只是现在他和老爷子那边生了点嫌隙出来,上上下下多少双眼睛盯着他,这个时候他不敢漏错处。
要是这件事办的好,说不准还能趁机借着婚约的由头,把连玦真正过了明路。
和连家的婚约是先前长辈定下的,现在他陈行间应约把连玦娶过门,本就是好事一桩啊,老爷子没立场再和他攀扯。
秦兆同样若有所思,没在陈行间办公室多留。
前不久刚刚下过雪,周围的积雪正在融化,此时正是冷的时候。
他从口袋里找出来手机给连成打电话。
“连成,我早些年没人管教,在京城里干出不少荒唐事。

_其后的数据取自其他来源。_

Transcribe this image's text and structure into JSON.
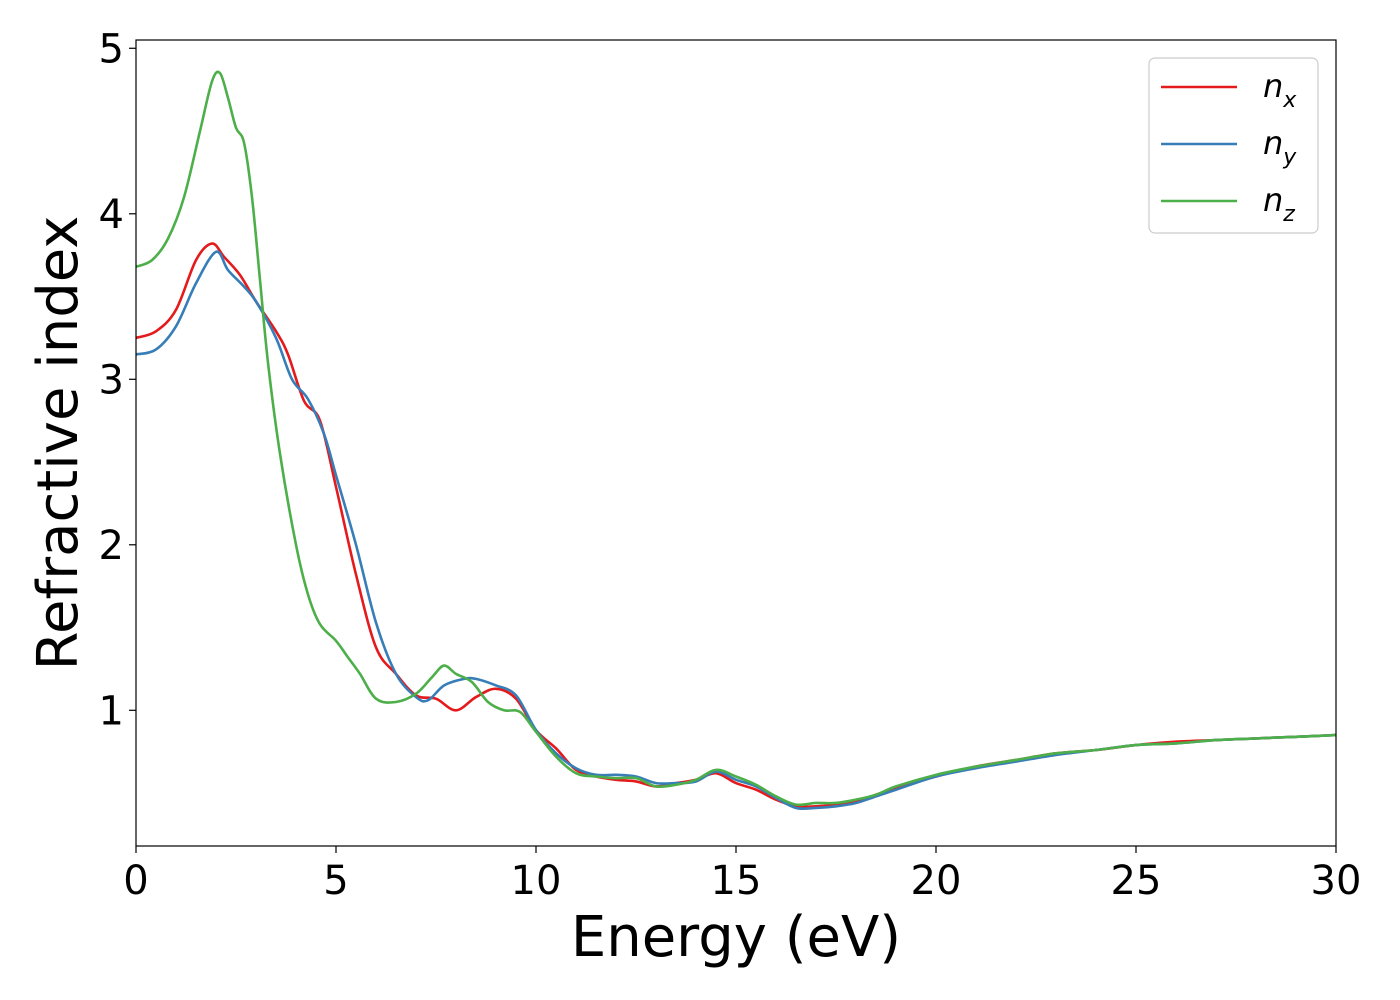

你从来没跟我说,我心里还总觉得你是在意着的。”
“我不想和你不清不楚的开始,然后又不清不楚地结束,我总想着让我们之间的关系能更正式些。”
“要是你愿意,我明天、明天就去你家里找你,你父亲喜欢喝什么样的酒,我都会尽力找来。”
最后一句话青的发涩,像是连成听过的最隐晦的告白。
应着隆隆的风声,青年语气青涩,像是偷拿了糖果的小孩,不管怎么遮掩,糖果纸就是能从指缝里漏出来,像是掩藏不住的磅礴爱意和困惑。